Hi, Eugenio,
I wrote this earlier but am in the middle of moving my office so my mail has been intermittent. I have been following your discussion with Abhilash, and he's definitely the expert, especially if you are using the containers he creates and distributes. But there's some information here he hasn't mentioned yet.
Please consider the following discussion to be background that allows you to understand some of the considerations. I've only run the Mailman 3 suite with all three running constantly on the same host, so I have no experience with this kind of issue.
eugenio.jordan@esa.int writes:
Our customer is currently using PostGRESQL as backend, and we would like to perform some maintenance tasks, namely running vacuum full, or at least trying to rebuild hyperkitty_email primary key related index. We have been asked on the real impact of putting in place such initiative. Though the latter is related to archiving, I haven't found a way to stop just Hyperkitty or Django related processes other than stopping Mailman's core, hence preventing mails addressed to distribution lists from being delivered, could you please confirm if I am correct?
Mailman core can certainly run without either Postorius or HyperKitty. Controlling Mailman core (moderation, helping users) without Postorius is annoying, but it can be done. If you stop the HyperKitty process, what should happen, I believe, is that posts for archiving will accumulate in the 'archive' queue until HyperKitty is available again.
It's been a while since I studied this so I could be completely wrong, but as I understand it HyperKitty and Postorius are not daemon processes.
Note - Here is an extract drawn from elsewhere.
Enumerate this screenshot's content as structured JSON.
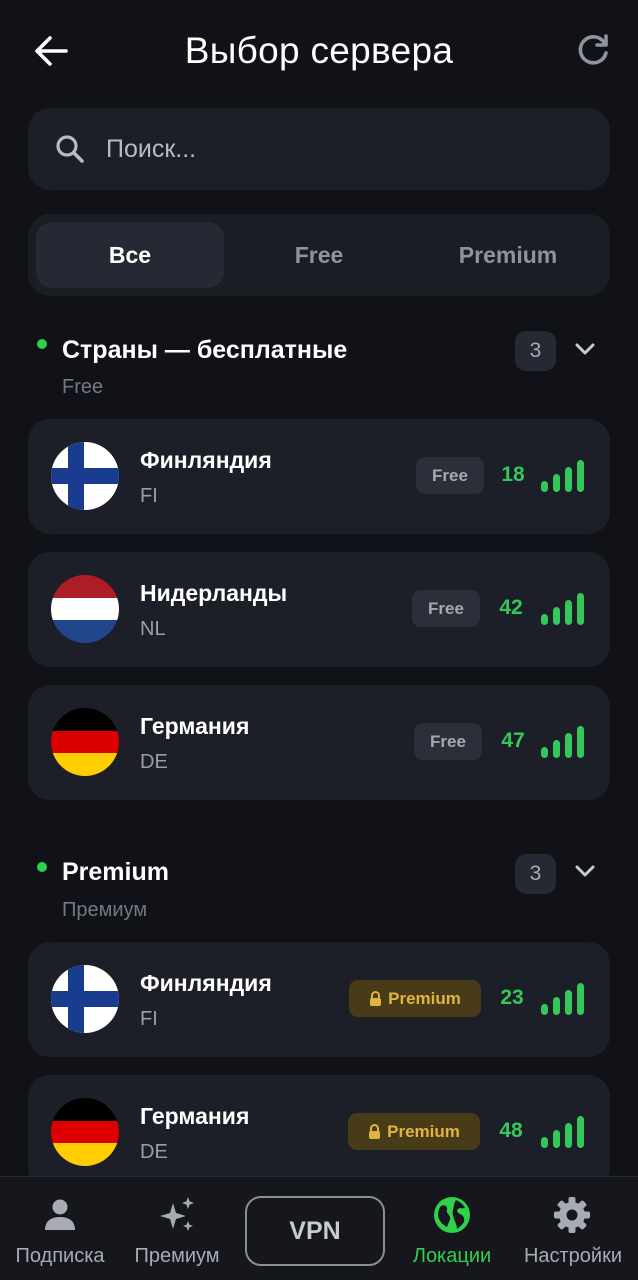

Rather, they are WSGI applications, which means they are subprocesses spawned by your webserver, and controlled by it. In order to keep them from running, you would reconfigure the webserver to not call those WSGI applications. How that is done is specific to the webserver and the WSGI module. If you are running from Docker containers, most likely, you can just stop their containers.
The larger problem is that Mailman core uses a RDBMS. Normally both Django and Mailman are referring to the same RDBMS, PostgreSQL in your case. I'm not familiar with the vaccuum operation; if it requires taking the whole RDBMS down, and Mailman is running on that RDBMS, you're out of luck. Mailman can accept posts and queue them, but it can't deliver them to subscribers without access to the RDBMS tables.
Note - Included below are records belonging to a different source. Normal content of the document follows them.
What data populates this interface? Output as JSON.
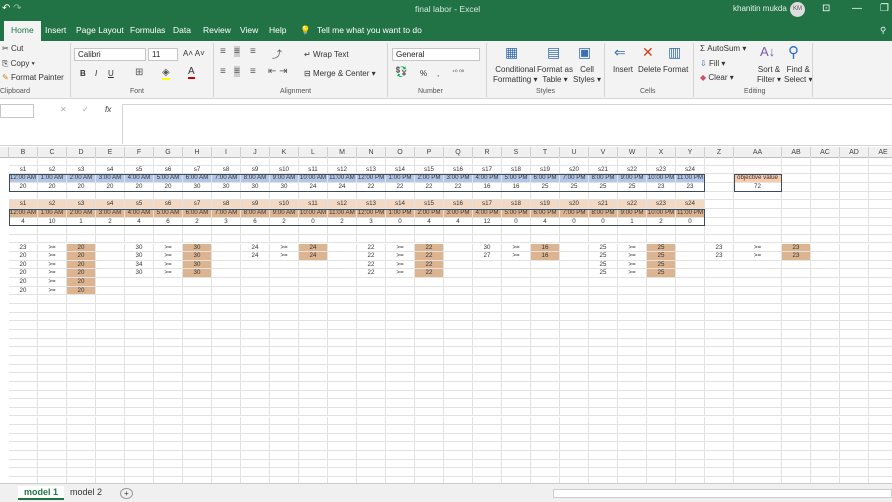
{
  "window": {
    "title": "final labor  -  Excel",
    "user": "khanitin mukda",
    "avatar": "KM"
  },
  "tabs": [
    "Home",
    "Insert",
    "Page Layout",
    "Formulas",
    "Data",
    "Review",
    "View",
    "Help"
  ],
  "tell_me": "Tell me what you want to do",
  "ribbon": {
    "clipboard": {
      "cut": "Cut",
      "copy": "Copy",
      "format_painter": "Format Painter",
      "label": "Clipboard"
    },
    "font": {
      "name": "Calibri",
      "size": "11",
      "bold": "B",
      "italic": "I",
      "underline": "U",
      "label": "Font"
    },
    "alignment": {
      "wrap": "Wrap Text",
      "merge": "Merge & Center",
      "label": "Alignment"
    },
    "number": {
      "format": "General",
      "percent": "%",
      "comma": ",",
      "label": "Number"
    },
    "styles": {
      "cond1": "Conditional",
      "cond2": "Formatting",
      "fmt1": "Format as",
      "fmt2": "Table",
      "cell1": "Cell",
      "cell2": "Styles",
      "label": "Styles"
    },
    "cells": {
      "insert": "Insert",
      "delete": "Delete",
      "format": "Format",
      "label": "Cells"
    },
    "editing": {
      "autosum": "AutoSum",
      "fill": "Fill",
      "clear": "Clear",
      "sort1": "Sort &",
      "sort2": "Filter",
      "find1": "Find &",
      "find2": "Select",
      "label": "Editing"
    }
  },
  "formula_bar": {
    "cancel": "✕",
    "enter": "✓",
    "fx": "fx",
    "value": ""
  },
  "sheet": {
    "columns": [
      "B",
      "C",
      "D",
      "E",
      "F",
      "G",
      "H",
      "I",
      "J",
      "K",
      "L",
      "M",
      "N",
      "O",
      "P",
      "Q",
      "R",
      "S",
      "T",
      "U",
      "V",
      "W",
      "X",
      "Y",
      "Z",
      "AA",
      "AB",
      "AC",
      "AD",
      "AE"
    ],
    "shifts": [
      "s1",
      "s2",
      "s3",
      "s4",
      "s5",
      "s6",
      "s7",
      "s8",
      "s9",
      "s10",
      "s11",
      "s12",
      "s13",
      "s14",
      "s15",
      "s16",
      "s17",
      "s18",
      "s19",
      "s20",
      "s21",
      "s22",
      "s23",
      "s24"
    ],
    "times": [
      "12:00 AM",
      "1:00 AM",
      "2:00 AM",
      "3:00 AM",
      "4:00 AM",
      "5:00 AM",
      "6:00 AM",
      "7:00 AM",
      "8:00 AM",
      "9:00 AM",
      "10:00 AM",
      "11:00 AM",
      "12:00 PM",
      "1:00 PM",
      "2:00 PM",
      "3:00 PM",
      "4:00 PM",
      "5:00 PM",
      "6:00 PM",
      "7:00 PM",
      "8:00 PM",
      "9:00 PM",
      "10:00 PM",
      "11:00 PM"
    ],
    "requirements": [
      "20",
      "20",
      "20",
      "20",
      "20",
      "20",
      "30",
      "30",
      "30",
      "30",
      "24",
      "24",
      "22",
      "22",
      "22",
      "22",
      "16",
      "16",
      "25",
      "25",
      "25",
      "25",
      "23",
      "23"
    ],
    "workers": [
      "4",
      "10",
      "1",
      "2",
      "4",
      "6",
      "2",
      "3",
      "6",
      "2",
      "0",
      "2",
      "3",
      "0",
      "4",
      "4",
      "12",
      "0",
      "4",
      "0",
      "0",
      "1",
      "2",
      "0"
    ],
    "objective": {
      "label": "objective value",
      "value": "72"
    },
    "constraints": [
      {
        "col": 0,
        "lhs": [
          "23",
          "20",
          "20",
          "20",
          "20",
          "20"
        ],
        "op": ">=",
        "rhs": [
          "20",
          "20",
          "20",
          "20",
          "20",
          "20"
        ]
      },
      {
        "col": 4,
        "lhs": [
          "30",
          "30",
          "34",
          "30"
        ],
        "op": ">=",
        "rhs": [
          "30",
          "30",
          "30",
          "30"
        ]
      },
      {
        "col": 8,
        "lhs": [
          "24",
          "24"
        ],
        "op": ">=",
        "rhs": [
          "24",
          "24"
        ]
      },
      {
        "col": 12,
        "lhs": [
          "22",
          "22",
          "22",
          "22"
        ],
        "op": ">=",
        "rhs": [
          "22",
          "22",
          "22",
          "22"
        ]
      },
      {
        "col": 16,
        "lhs": [
          "30",
          "27"
        ],
        "op": ">=",
        "rhs": [
          "16",
          "16"
        ]
      },
      {
        "col": 20,
        "lhs": [
          "25",
          "25",
          "25",
          "25"
        ],
        "op": ">=",
        "rhs": [
          "25",
          "25",
          "25",
          "25"
        ]
      },
      {
        "col": 24,
        "lhs": [
          "23",
          "23"
        ],
        "op": ">=",
        "rhs": [
          "23",
          "23"
        ]
      }
    ],
    "tabs": [
      "model 1",
      "model 2"
    ],
    "add_sheet": "+"
  }
}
If it's just a matter of locking some tables while other are available, then it should work because the tables used by core and HyperKitty are disjoint as far as I know. (I think Postorius and HyperKitty both use Django's user tables for authorization, so at least for those tables both Postorius and HyperKitty will have to be down, but core can continue running because its database is completely separate.)
Regarding the former, as far as I have read, the "mappings" lists -> addresses are stored just in the database, so if we run some kind of procedure or task like vacuum which will lock exclusively tables, or want anyway to have the database stopped for a cold backup or whatever, Mailman willl not work, that is, again the mails addressed to the distribution lists will not be delivered. Will you please confirm this point, too?
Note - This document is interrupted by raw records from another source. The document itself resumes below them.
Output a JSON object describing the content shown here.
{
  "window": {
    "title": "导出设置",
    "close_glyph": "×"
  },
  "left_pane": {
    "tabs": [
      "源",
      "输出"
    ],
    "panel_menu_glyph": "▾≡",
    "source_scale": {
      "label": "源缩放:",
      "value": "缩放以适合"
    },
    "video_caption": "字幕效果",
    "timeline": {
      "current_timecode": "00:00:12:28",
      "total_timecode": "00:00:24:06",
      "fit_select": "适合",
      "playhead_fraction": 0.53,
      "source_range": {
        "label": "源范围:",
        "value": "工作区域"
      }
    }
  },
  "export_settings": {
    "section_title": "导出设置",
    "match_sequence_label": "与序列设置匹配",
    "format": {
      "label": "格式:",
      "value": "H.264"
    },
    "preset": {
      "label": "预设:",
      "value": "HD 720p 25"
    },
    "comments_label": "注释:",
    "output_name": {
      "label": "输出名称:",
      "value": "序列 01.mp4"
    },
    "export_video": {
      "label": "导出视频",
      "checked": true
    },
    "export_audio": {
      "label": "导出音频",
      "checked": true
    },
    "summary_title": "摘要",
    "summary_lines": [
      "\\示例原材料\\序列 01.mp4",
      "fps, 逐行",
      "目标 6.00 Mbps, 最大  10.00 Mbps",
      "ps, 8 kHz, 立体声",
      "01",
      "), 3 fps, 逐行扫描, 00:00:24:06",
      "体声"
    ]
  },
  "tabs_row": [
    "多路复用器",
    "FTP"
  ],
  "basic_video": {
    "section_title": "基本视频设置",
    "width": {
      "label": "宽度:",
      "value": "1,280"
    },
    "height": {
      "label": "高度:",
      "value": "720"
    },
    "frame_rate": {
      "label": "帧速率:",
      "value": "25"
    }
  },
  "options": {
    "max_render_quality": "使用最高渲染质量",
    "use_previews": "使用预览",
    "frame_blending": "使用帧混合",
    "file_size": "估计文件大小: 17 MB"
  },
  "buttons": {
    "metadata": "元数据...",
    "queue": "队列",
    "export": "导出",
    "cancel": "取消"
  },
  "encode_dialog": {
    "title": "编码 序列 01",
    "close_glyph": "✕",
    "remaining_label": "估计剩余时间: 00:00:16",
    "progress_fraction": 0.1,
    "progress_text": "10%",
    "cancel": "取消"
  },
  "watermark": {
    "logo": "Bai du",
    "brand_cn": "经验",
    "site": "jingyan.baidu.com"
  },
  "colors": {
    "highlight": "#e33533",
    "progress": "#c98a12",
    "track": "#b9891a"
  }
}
That depends on how "vacuum" works. If you can tell the RDBMS not to lock Mailman core's tables, it can continue to run. Definitely if the database is not running, Mailman will continue to receive and store the posts, but it won't be able to distribute mail to subscribers until its tables are available again. At that point the queued posts will be processed normally, except that if there's a large backlog, they won't go out in a quick burst, it may take a while.
One possible worry, depending on how you are connected to the Internet, is that your provider may interpret the sudden burst of outgoing mail when Mailman comes back on line as spam or some other sort of mischief. Mailman has no way to throttle this: it feeds messages to the MTA until the MTA says "stop". Then it waits until the MTA is ready again.